When facing a limited budget for vehicle replacements, alternatives are available to simply extending the lifecycle of the vehicle. Dollars can be stretched further by:

  • Leveraging remarketing opportunities. Despite the challenges of today's financial conditions, there are opportunities for leveraging the current recession as part of the cycling plan. With many fleet managers extending vehicle replacement cycle, the result is a short-fall of lower-mileage used vehicles. This decreased supply - coupled with a lack of new product inventory - presents a rare opportunity for fleet managers to take advantage of a stronger-than-expected used-vehicle market
  • Body transfers and refurbs. Some fleets perform refurbs on specific types of chassis to improve overall lifecycle expenses. Body swaps are more common and necessary when the upfit is more customized than the chassis. This strategy can decrease capital expenditures.
  • Route optimization. When applicable, fleets may reduce miles driven through route optimization. This strategy frees up vehicles with remaining life for reassignment as replacements for aged units.
  • Long-term rentals. Vehicles without extensive upfitting can be substituted with long-term rentals - at least until the next year's budget allows replacement. This tactic reduces major maintenance expenses on vehicles that have reached the end of their lifecycle.
  • Proper financial analysis. This identifies when these options make fiscal sense in specific circumstances is necessary.

 

Managing Costs at Fleet & Vehicle Levels for Optimal Operations

Changing factors, including business, drivers, the automotive industry, and the economy, create the need to manage costs both at the fleet as well as the vehicle level to realize the optimal point of operation.
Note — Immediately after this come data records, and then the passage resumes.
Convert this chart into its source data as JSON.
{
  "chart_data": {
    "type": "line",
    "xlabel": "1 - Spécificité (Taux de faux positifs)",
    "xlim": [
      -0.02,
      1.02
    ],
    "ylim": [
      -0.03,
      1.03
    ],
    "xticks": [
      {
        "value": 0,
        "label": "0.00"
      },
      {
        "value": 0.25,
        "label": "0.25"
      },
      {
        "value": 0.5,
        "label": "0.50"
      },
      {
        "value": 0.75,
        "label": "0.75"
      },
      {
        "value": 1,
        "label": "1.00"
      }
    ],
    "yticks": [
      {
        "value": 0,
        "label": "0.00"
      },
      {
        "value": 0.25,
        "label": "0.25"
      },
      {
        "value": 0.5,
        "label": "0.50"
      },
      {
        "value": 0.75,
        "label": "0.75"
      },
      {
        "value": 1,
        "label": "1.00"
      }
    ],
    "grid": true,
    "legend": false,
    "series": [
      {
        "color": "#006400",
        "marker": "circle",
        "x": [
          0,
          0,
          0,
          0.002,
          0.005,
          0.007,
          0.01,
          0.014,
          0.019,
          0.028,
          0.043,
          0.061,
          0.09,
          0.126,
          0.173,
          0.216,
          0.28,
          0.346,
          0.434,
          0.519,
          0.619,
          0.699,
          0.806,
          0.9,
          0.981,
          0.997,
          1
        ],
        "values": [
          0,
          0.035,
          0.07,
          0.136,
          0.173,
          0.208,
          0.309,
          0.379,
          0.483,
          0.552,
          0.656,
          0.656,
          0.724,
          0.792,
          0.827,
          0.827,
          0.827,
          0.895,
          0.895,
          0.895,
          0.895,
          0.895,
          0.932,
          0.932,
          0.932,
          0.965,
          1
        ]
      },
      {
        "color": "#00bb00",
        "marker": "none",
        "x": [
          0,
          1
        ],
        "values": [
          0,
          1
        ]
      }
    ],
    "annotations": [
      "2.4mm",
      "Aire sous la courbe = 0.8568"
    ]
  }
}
Extending vehicle cycles can be a short-term solution in tough economic times. Fleets taking a macro look at all costs and leveraging analytical tools can model and execute strategies that reduce costs with current or even reduced cycles.

These tools include:

Scorecarding. The ability to consolidate and trend all the historic costs factors into a single view to leverage with management is critical to understanding and communicating how fleet age impacts each cost category.     

Benchmarks. Peer and industry benchmarks provide insight into overall performance and help uncover potential changes to long-term strategy.
Lifecycle Optimization Modeling. Understanding the "what-if" of vehicle replacement must be leveraged with the overall projection of holding a vehicle.
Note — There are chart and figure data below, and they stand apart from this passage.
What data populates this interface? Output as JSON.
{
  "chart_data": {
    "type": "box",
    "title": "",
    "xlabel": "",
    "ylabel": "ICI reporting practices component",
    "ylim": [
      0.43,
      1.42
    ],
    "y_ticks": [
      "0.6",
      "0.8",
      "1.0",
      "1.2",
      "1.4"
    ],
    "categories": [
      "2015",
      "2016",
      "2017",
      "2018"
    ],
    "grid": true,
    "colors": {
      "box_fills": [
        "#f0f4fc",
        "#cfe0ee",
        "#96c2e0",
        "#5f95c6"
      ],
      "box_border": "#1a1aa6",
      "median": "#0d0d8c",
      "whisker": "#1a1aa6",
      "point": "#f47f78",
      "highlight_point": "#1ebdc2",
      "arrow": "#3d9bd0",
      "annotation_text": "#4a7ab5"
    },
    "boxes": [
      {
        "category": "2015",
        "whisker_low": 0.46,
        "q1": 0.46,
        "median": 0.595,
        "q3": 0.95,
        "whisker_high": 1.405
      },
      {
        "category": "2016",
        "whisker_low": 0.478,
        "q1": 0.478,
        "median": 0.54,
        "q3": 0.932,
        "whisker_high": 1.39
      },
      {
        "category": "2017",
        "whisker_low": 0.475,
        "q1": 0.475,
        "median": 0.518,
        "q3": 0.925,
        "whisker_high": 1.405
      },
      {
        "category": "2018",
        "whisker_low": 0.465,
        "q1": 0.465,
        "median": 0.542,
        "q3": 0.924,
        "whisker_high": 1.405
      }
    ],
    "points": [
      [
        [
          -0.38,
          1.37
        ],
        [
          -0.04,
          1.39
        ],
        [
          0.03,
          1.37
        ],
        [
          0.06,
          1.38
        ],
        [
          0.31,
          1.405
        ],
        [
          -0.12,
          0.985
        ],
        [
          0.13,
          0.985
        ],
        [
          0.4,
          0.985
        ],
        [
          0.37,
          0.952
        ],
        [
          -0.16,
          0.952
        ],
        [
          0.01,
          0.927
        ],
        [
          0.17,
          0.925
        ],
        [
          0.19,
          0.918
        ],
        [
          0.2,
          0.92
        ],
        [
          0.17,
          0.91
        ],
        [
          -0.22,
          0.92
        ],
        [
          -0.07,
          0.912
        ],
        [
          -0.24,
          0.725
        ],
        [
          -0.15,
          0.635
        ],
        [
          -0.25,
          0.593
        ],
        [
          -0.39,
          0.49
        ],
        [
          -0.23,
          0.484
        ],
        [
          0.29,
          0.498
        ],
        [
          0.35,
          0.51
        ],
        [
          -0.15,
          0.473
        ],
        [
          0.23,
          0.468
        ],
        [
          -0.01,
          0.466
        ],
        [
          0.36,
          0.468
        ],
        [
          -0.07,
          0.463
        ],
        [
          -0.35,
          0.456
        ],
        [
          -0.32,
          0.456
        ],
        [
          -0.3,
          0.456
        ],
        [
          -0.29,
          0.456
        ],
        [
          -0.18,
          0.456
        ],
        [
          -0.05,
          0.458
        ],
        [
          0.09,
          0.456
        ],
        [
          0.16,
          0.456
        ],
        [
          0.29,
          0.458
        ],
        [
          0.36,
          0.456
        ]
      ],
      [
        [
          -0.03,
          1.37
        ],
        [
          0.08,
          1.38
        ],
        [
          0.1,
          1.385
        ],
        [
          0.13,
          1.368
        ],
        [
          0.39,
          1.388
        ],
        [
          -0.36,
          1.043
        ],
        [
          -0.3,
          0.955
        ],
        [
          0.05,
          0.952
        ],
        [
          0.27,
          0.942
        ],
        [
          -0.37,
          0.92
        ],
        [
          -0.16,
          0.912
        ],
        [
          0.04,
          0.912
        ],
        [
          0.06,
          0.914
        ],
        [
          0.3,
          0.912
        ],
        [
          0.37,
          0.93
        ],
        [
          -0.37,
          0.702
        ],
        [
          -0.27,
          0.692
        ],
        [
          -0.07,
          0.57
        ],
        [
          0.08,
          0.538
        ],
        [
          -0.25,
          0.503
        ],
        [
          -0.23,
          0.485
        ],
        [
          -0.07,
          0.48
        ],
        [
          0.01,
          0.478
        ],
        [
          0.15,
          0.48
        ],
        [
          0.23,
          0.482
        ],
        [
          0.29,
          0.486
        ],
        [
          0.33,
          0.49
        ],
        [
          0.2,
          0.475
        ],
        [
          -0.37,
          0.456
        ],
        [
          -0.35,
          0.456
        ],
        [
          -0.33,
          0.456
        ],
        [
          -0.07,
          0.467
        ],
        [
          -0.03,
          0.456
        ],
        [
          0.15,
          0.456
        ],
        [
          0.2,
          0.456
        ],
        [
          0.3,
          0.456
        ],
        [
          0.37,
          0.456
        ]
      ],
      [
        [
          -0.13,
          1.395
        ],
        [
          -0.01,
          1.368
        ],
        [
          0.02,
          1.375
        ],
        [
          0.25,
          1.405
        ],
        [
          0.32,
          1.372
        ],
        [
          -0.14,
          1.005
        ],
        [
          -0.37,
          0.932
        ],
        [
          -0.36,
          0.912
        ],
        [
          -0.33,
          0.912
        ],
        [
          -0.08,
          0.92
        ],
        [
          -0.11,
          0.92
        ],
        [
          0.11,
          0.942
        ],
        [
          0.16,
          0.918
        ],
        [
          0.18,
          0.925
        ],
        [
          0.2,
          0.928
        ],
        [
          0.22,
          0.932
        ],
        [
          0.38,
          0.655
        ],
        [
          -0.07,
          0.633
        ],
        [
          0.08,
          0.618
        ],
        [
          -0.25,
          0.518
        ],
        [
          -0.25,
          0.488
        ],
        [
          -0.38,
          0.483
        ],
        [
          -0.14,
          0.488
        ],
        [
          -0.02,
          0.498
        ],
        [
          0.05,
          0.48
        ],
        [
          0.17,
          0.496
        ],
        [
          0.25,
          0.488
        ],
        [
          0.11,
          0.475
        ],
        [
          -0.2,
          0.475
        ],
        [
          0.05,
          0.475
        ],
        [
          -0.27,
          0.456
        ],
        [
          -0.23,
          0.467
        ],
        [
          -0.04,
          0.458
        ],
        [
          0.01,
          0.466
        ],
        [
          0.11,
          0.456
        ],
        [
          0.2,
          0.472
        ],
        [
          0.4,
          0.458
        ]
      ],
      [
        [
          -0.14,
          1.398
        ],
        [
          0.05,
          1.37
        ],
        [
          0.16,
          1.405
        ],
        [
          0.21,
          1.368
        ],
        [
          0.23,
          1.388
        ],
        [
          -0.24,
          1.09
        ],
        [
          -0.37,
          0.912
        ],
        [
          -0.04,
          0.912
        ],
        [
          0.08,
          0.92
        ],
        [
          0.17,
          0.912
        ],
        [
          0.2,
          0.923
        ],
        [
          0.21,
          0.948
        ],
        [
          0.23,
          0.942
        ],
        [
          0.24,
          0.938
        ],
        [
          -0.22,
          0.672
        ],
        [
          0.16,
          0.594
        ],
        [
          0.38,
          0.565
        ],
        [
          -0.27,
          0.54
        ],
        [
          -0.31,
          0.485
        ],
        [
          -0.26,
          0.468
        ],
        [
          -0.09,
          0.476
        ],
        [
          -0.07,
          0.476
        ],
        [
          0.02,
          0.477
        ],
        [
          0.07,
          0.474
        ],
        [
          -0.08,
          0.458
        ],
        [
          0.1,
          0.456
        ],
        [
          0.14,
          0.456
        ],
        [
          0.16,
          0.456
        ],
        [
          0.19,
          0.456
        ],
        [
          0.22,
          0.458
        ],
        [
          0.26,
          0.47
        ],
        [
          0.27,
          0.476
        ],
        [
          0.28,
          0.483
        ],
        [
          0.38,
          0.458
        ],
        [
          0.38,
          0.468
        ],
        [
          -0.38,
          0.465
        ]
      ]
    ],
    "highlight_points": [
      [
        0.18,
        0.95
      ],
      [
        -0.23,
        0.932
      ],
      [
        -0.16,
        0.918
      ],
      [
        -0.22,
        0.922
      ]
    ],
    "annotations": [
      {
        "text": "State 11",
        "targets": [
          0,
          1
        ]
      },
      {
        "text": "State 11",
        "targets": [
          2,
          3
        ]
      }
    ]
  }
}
By leveraging these tools, additional strategies emerge to help pinpoint the optimal replacement points, given the current demands.
Incentive Leverage. A fleet that orders more often can be in the position to leverage larger-volume incentives with manufacturers, generating lower capitalized costs.

Carbon Reduction. Many organizations focus on reduced emission levels, taking advantage of new technology sooner to achieve meaningful fuel efficiency and carbon reduction goals.
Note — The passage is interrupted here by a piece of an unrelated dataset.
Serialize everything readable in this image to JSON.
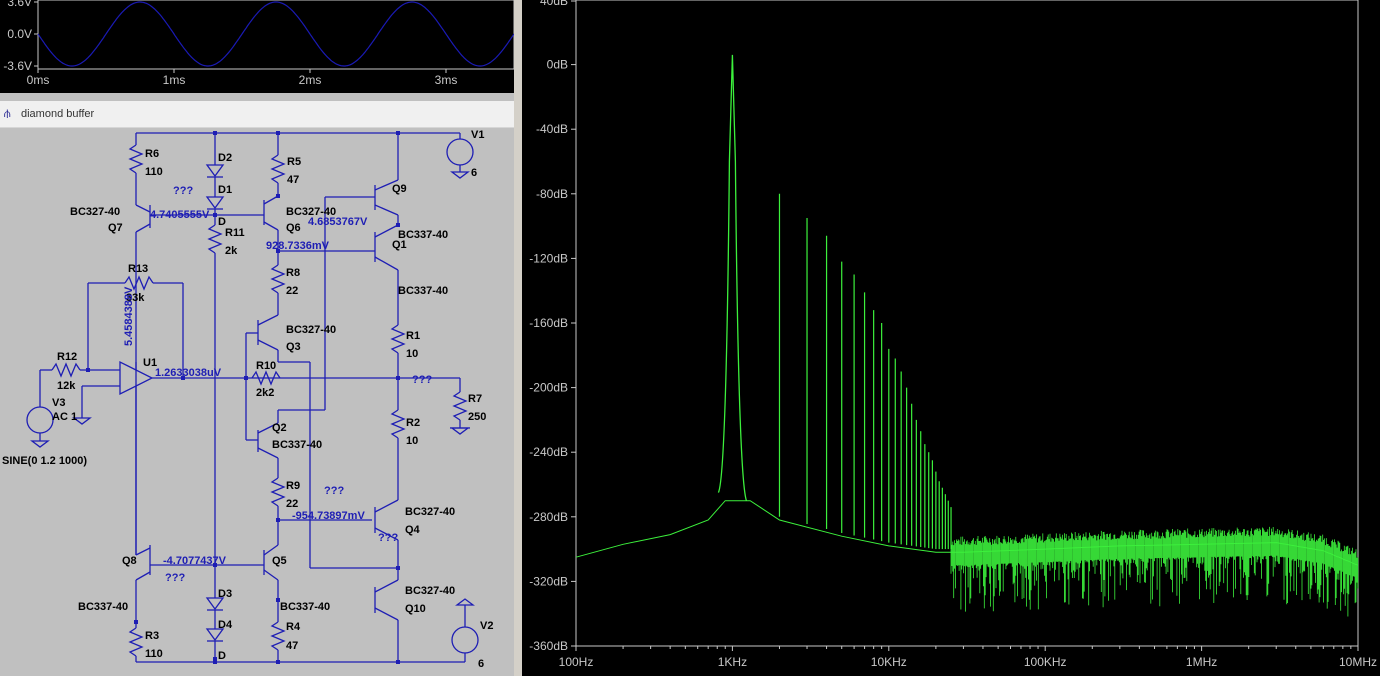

Vehicle Right-Sizing. Influenced by economic and environmental factors, many fleets select smaller vehicles with more efficient engines and lower capitalized costs.

Equity Position. The difference between a vehicle's fair market value and the remaining depreciated book value is equity, which can be leveraged in the future fleet operations. Currently, used-vehicle inventories are at favorable lows, with fleet sales now the largest supplier of vehicles to the used-vehicle marketplace.